Abstract:Although Vision Language Models (VLMs) exhibit strong perceptual abilities and impressive visual reasoning, they struggle with attention to detail and precise action planning in complex, dynamic environments, leading to subpar performance. Real-world tasks typically require complex interactions, advanced spatial reasoning, long-term planning, and continuous strategy refinement, usually necessitating understanding the physics rules of the target scenario. However, evaluating these capabilities in real-world scenarios is often prohibitively expensive.
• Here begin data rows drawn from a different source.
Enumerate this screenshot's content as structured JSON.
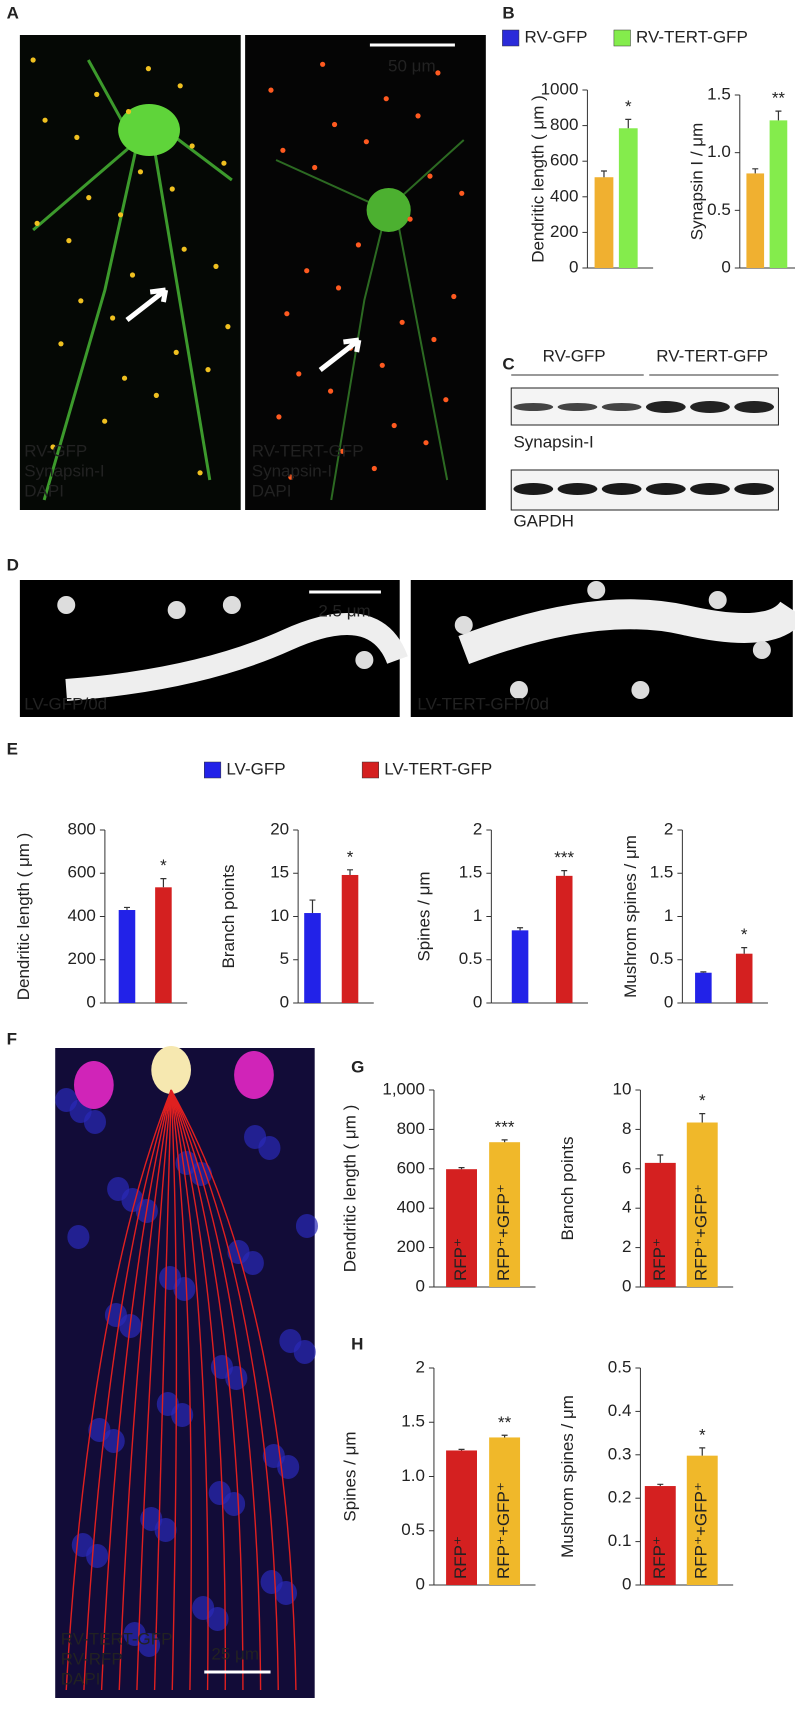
{
  "panel_labels": [
    "A",
    "B",
    "C",
    "D",
    "E",
    "F",
    "G",
    "H"
  ],
  "figure_a": {
    "left_labels": [
      "RV-GFP",
      "Synapsin-I",
      "DAPI"
    ],
    "right_labels": [
      "RV-TERT-GFP",
      "Synapsin-I",
      "DAPI"
    ],
    "scale_bar": "50 μm"
  },
  "legend_b": [
    {
      "name": "RV-GFP",
      "color": "#2b2bd9"
    },
    {
      "name": "RV-TERT-GFP",
      "color": "#84ec4c"
    }
  ],
  "figure_c": {
    "lanes": [
      "RV-GFP",
      "RV-TERT-GFP"
    ],
    "blots": [
      "Synapsin-I",
      "GAPDH"
    ]
  },
  "figure_d": {
    "labels": [
      "LV-GFP/0d",
      "LV-TERT-GFP/0d"
    ],
    "scale_bar": "2.5 μm"
  },
  "legend_e": [
    {
      "name": "LV-GFP",
      "color": "#2222e8"
    },
    {
      "name": "LV-TERT-GFP",
      "color": "#d42020"
    }
  ],
  "figure_f": {
    "labels": [
      "RV-TERT-GFP",
      "RV-RFP",
      "DAPI"
    ],
    "scale_bar": "25 μm"
  },
  "chart_data": [
    {
      "type": "bar",
      "ylabel": "Dendritic length ( μm )",
      "values": [
        510,
        785
      ],
      "errors": [
        35,
        50
      ],
      "annotations": [
        null,
        "*"
      ],
      "colors": [
        "#f0b030",
        "#84ec4c"
      ],
      "ylim": [
        0,
        1000
      ],
      "yticks": [
        0,
        200,
        400,
        600,
        800,
        1000
      ]
    },
    {
      "type": "bar",
      "ylabel": "Synapsin I / μm",
      "values": [
        0.82,
        1.28
      ],
      "errors": [
        0.04,
        0.08
      ],
      "annotations": [
        null,
        "**"
      ],
      "colors": [
        "#f0b030",
        "#84ec4c"
      ],
      "ylim": [
        0,
        1.5
      ],
      "yticks": [
        0,
        0.5,
        {
          "value": 1,
          "label": "1.0"
        },
        1.5
      ]
    },
    {
      "type": "bar",
      "ylabel": "Dendritic length ( μm )",
      "values": [
        430,
        535
      ],
      "errors": [
        12,
        40
      ],
      "annotations": [
        null,
        "*"
      ],
      "colors": [
        "#2222e8",
        "#d42020"
      ],
      "ylim": [
        0,
        800
      ],
      "yticks": [
        0,
        200,
        400,
        600,
        800
      ]
    },
    {
      "type": "bar",
      "ylabel": "Branch points",
      "values": [
        10.4,
        14.8
      ],
      "errors": [
        1.5,
        0.6
      ],
      "annotations": [
        null,
        "*"
      ],
      "colors": [
        "#2222e8",
        "#d42020"
      ],
      "ylim": [
        0,
        20
      ],
      "yticks": [
        0,
        5,
        10,
        15,
        20
      ]
    },
    {
      "type": "bar",
      "ylabel": "Spines / μm",
      "values": [
        0.84,
        1.47
      ],
      "errors": [
        0.03,
        0.06
      ],
      "annotations": [
        null,
        "***"
      ],
      "colors": [
        "#2222e8",
        "#d42020"
      ],
      "ylim": [
        0,
        2
      ],
      "yticks": [
        0,
        0.5,
        1,
        1.5,
        2
      ]
    },
    {
      "type": "bar",
      "ylabel": "Mushrom spines / μm",
      "values": [
        0.35,
        0.57
      ],
      "errors": [
        0.01,
        0.07
      ],
      "annotations": [
        null,
        "*"
      ],
      "colors": [
        "#2222e8",
        "#d42020"
      ],
      "ylim": [
        0,
        2
      ],
      "yticks": [
        0,
        0.5,
        1,
        1.5,
        2
      ]
    },
    {
      "type": "bar",
      "ylabel": "Dendritic length ( μm )",
      "categories": [
        "RFP⁺",
        "RFP⁺+GFP⁺"
      ],
      "values": [
        598,
        735
      ],
      "errors": [
        8,
        12
      ],
      "annotations": [
        null,
        "***"
      ],
      "colors": [
        "#d42020",
        "#f0b82a"
      ],
      "ylim": [
        0,
        1000
      ],
      "yticks": [
        0,
        200,
        400,
        600,
        800,
        {
          "value": 1000,
          "label": "1,000"
        }
      ]
    },
    {
      "type": "bar",
      "ylabel": "Branch points",
      "categories": [
        "RFP⁺",
        "RFP⁺+GFP⁺"
      ],
      "values": [
        6.3,
        8.35
      ],
      "errors": [
        0.4,
        0.45
      ],
      "annotations": [
        null,
        "*"
      ],
      "colors": [
        "#d42020",
        "#f0b82a"
      ],
      "ylim": [
        0,
        10
      ],
      "yticks": [
        0,
        2,
        4,
        6,
        8,
        10
      ]
    },
    {
      "type": "bar",
      "ylabel": "Spines / μm",
      "categories": [
        "RFP⁺",
        "RFP⁺+GFP⁺"
      ],
      "values": [
        1.24,
        1.36
      ],
      "errors": [
        0.01,
        0.02
      ],
      "annotations": [
        null,
        "**"
      ],
      "colors": [
        "#d42020",
        "#f0b82a"
      ],
      "ylim": [
        0,
        2
      ],
      "yticks": [
        0,
        0.5,
        {
          "value": 1,
          "label": "1.0"
        },
        1.5,
        2
      ]
    },
    {
      "type": "bar",
      "ylabel": "Mushrom spines / μm",
      "categories": [
        "RFP⁺",
        "RFP⁺+GFP⁺"
      ],
      "values": [
        0.228,
        0.298
      ],
      "errors": [
        0.004,
        0.018
      ],
      "annotations": [
        null,
        "*"
      ],
      "colors": [
        "#d42020",
        "#f0b82a"
      ],
      "ylim": [
        0,
        0.5
      ],
      "yticks": [
        0,
        0.1,
        0.2,
        0.3,
        0.4,
        0.5
      ]
    }
  ]
}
To bridge this gap, we introduce DeepPHY, a novel benchmark framework designed to systematically evaluate VLMs' understanding and reasoning about fundamental physical principles through a series of challenging simulated environments. DeepPHY integrates multiple physical reasoning environments of varying difficulty levels and incorporates fine-grained evaluation metrics. Our evaluation finds that even state-of-the-art VLMs struggle to translate descriptive physical knowledge into precise, predictive control.